Donald Trump sembra pronto a varare dei dazi doganali, dando così corpo agli annunci protezionistici della campagna elettorale. L’Europa, oltre a questa minaccia, si trova a far fronte alla necessità di discutere gli accordi commerciali post-Brexit con la Gran Bretagna. Donald Tusk ha già chiarito che Londra non potrà cercare la strada degli accordi bilaterali con i singoli paesi membri dell’Ue. La situazione non è dunque semplice, anche perché «ci sono implicazioni enormi, che vanno al di là dei rapporti diretti tra Italia e Stati Uniti o Gran Bretagna», ci dice Luigi Campiglio, Professore di Politica economica all’Università Cattolica di Milano. 



In che senso professore?

Se è noto il fatto che la Germania ha un enorme surplus commerciale, forse lo è meno il fatto che la gran parte di questo avanzo commerciale deriva da scambi con la Gran Bretagna e gli Stati Uniti. E la Germania importa molto dall’Italia, senza dimenticare che molte imprese delle nostre regioni settentrionali sono inserite nella filiera produttiva di quelle tedesche che esportano. Di conseguenza, anche se venisse colpito solo l’export tedesco ne risentirebbe anche quello italiano. Questo è un momento in cui occorre quindi grande intelligenza comune. 

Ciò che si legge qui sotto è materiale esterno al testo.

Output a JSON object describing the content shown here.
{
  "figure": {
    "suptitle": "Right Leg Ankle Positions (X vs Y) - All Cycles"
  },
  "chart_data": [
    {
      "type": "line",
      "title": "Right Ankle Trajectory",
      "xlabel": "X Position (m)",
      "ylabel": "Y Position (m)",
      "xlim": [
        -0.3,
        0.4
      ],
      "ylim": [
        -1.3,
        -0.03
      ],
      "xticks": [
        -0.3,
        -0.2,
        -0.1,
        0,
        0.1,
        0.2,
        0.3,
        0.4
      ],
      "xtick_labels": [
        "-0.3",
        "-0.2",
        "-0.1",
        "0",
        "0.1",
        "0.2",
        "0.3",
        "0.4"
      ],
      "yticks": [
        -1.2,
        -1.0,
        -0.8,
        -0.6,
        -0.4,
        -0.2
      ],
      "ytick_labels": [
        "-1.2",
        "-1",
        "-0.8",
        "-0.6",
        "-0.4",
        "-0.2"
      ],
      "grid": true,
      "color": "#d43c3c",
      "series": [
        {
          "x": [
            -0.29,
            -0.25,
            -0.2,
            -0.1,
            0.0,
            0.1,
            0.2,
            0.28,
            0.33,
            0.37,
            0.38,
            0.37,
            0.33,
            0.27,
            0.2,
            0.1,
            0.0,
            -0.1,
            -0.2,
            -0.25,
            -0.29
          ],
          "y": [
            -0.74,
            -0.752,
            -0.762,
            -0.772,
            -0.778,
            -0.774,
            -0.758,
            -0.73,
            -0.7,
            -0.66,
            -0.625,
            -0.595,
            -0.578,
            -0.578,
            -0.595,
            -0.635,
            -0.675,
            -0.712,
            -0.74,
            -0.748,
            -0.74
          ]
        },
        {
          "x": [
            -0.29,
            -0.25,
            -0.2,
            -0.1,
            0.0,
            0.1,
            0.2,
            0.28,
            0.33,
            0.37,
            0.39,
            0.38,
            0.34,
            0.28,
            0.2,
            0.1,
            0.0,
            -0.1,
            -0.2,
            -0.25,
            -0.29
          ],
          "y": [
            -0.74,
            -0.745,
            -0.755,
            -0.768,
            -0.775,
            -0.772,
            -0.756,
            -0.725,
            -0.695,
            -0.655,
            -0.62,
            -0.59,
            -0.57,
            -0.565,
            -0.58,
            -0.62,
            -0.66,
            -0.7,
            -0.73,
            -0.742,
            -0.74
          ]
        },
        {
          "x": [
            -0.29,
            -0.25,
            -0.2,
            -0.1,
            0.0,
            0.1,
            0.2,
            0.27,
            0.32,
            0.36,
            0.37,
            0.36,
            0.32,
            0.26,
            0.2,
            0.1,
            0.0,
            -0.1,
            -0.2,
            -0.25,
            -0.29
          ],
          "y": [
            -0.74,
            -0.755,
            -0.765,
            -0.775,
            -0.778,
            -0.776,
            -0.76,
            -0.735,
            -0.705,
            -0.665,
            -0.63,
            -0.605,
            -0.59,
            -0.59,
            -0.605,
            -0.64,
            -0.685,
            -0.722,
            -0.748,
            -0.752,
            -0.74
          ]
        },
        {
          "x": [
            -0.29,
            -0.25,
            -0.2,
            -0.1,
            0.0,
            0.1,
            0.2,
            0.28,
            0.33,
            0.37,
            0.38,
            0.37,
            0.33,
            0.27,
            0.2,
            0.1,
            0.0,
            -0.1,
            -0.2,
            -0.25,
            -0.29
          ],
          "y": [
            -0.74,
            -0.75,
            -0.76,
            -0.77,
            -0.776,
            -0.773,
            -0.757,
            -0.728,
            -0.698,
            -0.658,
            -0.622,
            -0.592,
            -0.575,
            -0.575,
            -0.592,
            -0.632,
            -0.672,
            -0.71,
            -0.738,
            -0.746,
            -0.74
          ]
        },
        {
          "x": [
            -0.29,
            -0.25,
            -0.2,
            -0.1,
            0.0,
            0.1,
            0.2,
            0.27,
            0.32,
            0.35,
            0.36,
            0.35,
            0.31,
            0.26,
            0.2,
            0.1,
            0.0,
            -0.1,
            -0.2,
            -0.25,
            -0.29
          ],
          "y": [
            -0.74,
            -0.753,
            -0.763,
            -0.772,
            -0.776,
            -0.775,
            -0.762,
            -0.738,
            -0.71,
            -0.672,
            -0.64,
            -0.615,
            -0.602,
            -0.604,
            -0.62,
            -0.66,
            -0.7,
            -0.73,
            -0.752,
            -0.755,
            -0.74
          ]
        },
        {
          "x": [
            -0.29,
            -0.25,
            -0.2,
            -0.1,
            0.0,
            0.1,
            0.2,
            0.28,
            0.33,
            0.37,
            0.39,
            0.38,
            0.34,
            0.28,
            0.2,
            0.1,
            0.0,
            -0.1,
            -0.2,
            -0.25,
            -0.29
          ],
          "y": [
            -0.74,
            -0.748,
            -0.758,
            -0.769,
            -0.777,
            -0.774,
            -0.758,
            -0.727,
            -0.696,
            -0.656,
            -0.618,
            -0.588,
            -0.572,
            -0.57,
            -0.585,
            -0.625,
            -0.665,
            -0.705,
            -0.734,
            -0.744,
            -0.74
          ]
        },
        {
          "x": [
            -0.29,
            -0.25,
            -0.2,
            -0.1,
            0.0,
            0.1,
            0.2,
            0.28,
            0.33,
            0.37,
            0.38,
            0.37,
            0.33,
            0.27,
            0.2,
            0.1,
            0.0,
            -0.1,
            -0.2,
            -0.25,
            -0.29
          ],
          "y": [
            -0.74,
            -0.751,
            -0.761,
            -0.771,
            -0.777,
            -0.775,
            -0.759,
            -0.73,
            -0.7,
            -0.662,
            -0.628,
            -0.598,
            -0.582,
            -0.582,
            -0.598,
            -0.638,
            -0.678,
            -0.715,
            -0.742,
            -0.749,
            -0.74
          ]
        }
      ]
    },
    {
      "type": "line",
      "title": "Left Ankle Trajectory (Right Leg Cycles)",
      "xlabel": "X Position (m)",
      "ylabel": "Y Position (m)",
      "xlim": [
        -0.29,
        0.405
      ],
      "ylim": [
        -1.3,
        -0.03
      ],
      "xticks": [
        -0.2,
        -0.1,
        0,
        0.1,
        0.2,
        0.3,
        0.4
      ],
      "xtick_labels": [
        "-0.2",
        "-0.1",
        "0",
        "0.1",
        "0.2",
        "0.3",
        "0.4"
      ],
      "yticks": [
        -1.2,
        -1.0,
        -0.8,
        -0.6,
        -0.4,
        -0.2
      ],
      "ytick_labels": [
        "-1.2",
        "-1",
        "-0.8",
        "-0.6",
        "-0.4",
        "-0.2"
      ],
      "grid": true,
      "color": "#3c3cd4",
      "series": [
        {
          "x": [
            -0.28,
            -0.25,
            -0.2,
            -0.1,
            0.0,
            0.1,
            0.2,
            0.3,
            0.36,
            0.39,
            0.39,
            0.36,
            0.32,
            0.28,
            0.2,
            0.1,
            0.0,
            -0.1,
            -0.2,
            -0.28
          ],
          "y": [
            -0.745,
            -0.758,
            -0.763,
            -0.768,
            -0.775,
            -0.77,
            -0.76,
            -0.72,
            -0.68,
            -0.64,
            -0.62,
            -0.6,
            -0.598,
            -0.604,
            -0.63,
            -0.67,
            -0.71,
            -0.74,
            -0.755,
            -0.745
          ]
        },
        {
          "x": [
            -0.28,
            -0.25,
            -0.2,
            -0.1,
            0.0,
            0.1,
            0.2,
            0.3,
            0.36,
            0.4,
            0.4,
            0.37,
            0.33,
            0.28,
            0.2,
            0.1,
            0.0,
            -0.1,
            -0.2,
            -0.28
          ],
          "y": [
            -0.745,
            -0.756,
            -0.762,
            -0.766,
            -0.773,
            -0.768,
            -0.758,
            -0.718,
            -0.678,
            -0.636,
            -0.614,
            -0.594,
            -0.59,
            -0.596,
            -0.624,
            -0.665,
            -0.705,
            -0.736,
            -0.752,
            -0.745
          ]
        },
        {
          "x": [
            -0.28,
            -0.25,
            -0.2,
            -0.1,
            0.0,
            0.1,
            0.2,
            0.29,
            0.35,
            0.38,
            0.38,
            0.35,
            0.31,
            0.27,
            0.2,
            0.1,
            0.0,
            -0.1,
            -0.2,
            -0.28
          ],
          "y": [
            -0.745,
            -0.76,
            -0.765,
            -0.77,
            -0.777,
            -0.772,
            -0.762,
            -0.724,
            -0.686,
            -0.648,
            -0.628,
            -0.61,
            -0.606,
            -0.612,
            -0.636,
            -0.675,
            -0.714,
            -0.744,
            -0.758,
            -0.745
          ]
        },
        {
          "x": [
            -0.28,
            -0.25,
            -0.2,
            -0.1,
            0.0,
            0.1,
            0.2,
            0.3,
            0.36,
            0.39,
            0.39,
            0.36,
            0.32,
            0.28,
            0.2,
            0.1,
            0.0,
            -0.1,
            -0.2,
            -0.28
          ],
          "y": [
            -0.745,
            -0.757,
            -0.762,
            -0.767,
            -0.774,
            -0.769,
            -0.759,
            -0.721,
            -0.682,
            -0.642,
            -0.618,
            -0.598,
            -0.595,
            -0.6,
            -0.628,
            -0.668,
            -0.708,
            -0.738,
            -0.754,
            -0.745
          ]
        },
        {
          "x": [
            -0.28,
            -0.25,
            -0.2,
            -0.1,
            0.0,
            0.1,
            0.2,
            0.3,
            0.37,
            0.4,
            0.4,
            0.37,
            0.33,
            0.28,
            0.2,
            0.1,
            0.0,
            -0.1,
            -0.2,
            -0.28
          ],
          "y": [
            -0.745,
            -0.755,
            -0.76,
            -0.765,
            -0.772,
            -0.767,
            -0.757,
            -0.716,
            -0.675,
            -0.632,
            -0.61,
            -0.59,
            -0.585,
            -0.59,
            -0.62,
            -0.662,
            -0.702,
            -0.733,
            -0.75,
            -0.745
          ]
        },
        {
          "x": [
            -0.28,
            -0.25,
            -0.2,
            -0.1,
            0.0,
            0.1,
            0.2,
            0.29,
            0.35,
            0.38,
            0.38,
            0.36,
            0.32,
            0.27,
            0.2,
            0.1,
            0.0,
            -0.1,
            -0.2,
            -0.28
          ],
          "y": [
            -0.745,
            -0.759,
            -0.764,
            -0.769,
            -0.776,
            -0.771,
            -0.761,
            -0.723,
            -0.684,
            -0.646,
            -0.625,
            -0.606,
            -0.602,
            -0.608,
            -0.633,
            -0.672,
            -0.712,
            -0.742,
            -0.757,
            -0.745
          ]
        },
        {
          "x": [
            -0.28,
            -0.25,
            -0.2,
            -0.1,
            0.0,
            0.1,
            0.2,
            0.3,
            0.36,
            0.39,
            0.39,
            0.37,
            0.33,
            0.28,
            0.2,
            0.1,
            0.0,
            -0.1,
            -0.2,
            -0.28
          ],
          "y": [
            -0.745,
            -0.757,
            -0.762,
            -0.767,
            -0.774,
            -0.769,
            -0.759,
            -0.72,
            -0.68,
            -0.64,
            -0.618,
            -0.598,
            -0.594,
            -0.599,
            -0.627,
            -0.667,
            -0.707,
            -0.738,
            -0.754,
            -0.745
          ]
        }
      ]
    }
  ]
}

Si scorge preoccupazione nella sua analisi…

In effetti, vedo che stiamo purtroppo ripercorrendo la storia degli anni Trenta. Cominciano a esserci troppe similitudini, fino a ieri legate esclusivamente all’austerità. Come Italia rischiamo veramente grosso, perché stiamo faticosamente a galla proprio in virtù di una crescita buona, anche se non brillante, delle esportazioni. Stiamo peggio di quasi 20 anni, l’anno prossimo celebriamo dieci anni di crisi, basta un non nulla perché ritorni il tormento dello spread, senza dimenticare che è iniziato l’ultimo anno di mandato di Draghi alla guida della Bce. In pratica dobbiamo lottare non tanto per crescere, ma per non essere commissariati.



Vista la situazione, se l’Europa non vuole darsi la zappa sui piedi, non le converrebbe togliere le sanzioni alla Russia?

Si può anche immaginare di farlo, ma solo una volta che si sia ristabilito un clima di reciproca comprensione. Per quello che si riesce a percepire, non sembra che sia ancora un atteggiamento genuinamente amichevole quello della Russia nei confronti dell’Ue. Di fatto è come se non volesse riconoscere l’Ue. 

E perché?

Volendo riconquistare un ruolo mondiale, per Mosca è meglio avere a che fare con i singoli paesi membri piuttosto che con un’Europa più o meno unita. C’è poi da dire che Putin ha capito benissimo l’Europa, ma sono convinto che la classe dirigente europea non abbia capito cos’è la Russia, salvo farne un demone o un santo. C’è davvero uno spirito russo, quindi disconoscerlo sarebbe un errore gravissimo. Se la classe politica europea non capisce come si tratta con la Russia, rischiamo anche noi di fare dei passi falsi.

Come possiamo allora cercare di evitare il peggio?

Per fortuna il mondo non è tutto così, non abbiamo ancora un protezionismo globale e i mercati asiatici continuano a essere molto aperti. Quindi, se fossimo un Paese un po’ più veloce, un po’ meno lumaca, ci muoveremmo in questa direzione, perché sull’enorme mercato asiatico abbiamo avuto dei successi troppo limitati. Il cerino, per così dire, è in mano al mondo delle imprese, che ha tra l’altro ricevuto tanto negli ultimi anni: sgravi, incentivi al lavoro, bassi salari. Purtroppo c’è un certo clima di rassegnazione in giro. Occorre vincerlo per non vedersi sopraffatti.